Oleja’s hands worked quickly, sketching out this new design as it all came together. It seemed so obvious to her now—she would have come up with it on her own given only a few more minutes of consideration and with less pestering from the eclipser, no doubt.
Sreovel cleared her throat. “Listen, Oleja—”
Oleja listened but did not show that she paid any attention.
“I know that I’m not going to get through to you anytime soon. You hold deep biases against me, that I can see as plain as anything, and I cannot force you to shed them against your will. It is nothing new to me—you are certainly not the first to aim such feelings in my direction. But I value your help here in my forge. You excel beyond your years in your mechanical mind, and that is a good asset to have. I know you need work—or pay, at least—and I a
m willing to provide it. If, that is, you are willing to work here at all.” She paused. “You are uncomfortable in my presence, I know, so we can make a schedule by which we encounter each other less; I work in the mornings and earlier in the afternoons, you work from the late afternoon through the evening into the night. You can use anything you need for your own projects—the facilities, the materials—alongside fulfilling your duties as an employee here, working on the jobs we have from the people of the city. That offer is available if you wish to take it, either now or at any point in the future.”
Looking around, Oleja assessed the forge. It worked like a well-crafted contraption—like her glider, all of the pieces operating in harmony. It truly was a work of genius the way so much power came from the river—some feat of human handiwork, no doubt, having stood there in that spot on the riverbank for many long years if Oleja ventured a guess.

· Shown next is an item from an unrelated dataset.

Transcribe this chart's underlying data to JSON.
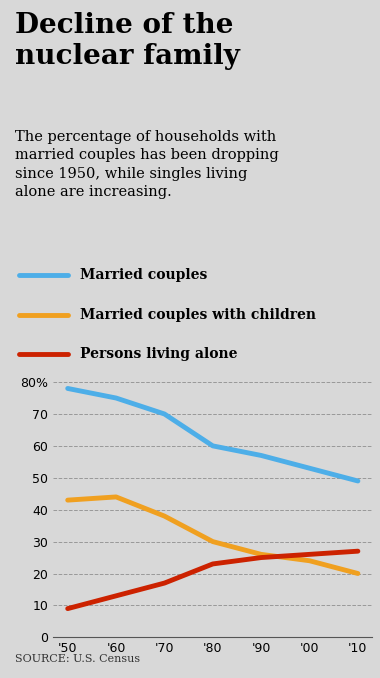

She couldn’t deny how much she longed to work there in the forge, if not for the eclipser haunting the dark corners of the room.
But to work there when Sreovel was away—that could suffice, at least for the time being until she managed to construct a forge of her own, or—ideally—if she managed to build an army sooner rather than later and head for Itsoh, leaving Ahwan and the need for a “job” behind. Alertness would still hang like a heavy cloak about her when she worked in the forge, as even if the eclipser didn’t wait within the building’s walls, Oleja refused to operate on the assumption that she had no reason to lurk outside, waiting to burst in and catch her unaware. But that she could deal with.
“Fine.” Oleja spoke the word without turning, the sounds coming out flat and dull, almost meaningless.
“You will work here?”
“Yes, at least for a time.”
“Excellent, you will start immediately. Take the time you need to finish this project, and then once you are done you can begin the duties of your job.”
The words soured Oleja’s mouth. To work there, under the instruction and command of an eclipser—how was it any different from living in the canyon back in her village, required to do the work of her beastly overseers?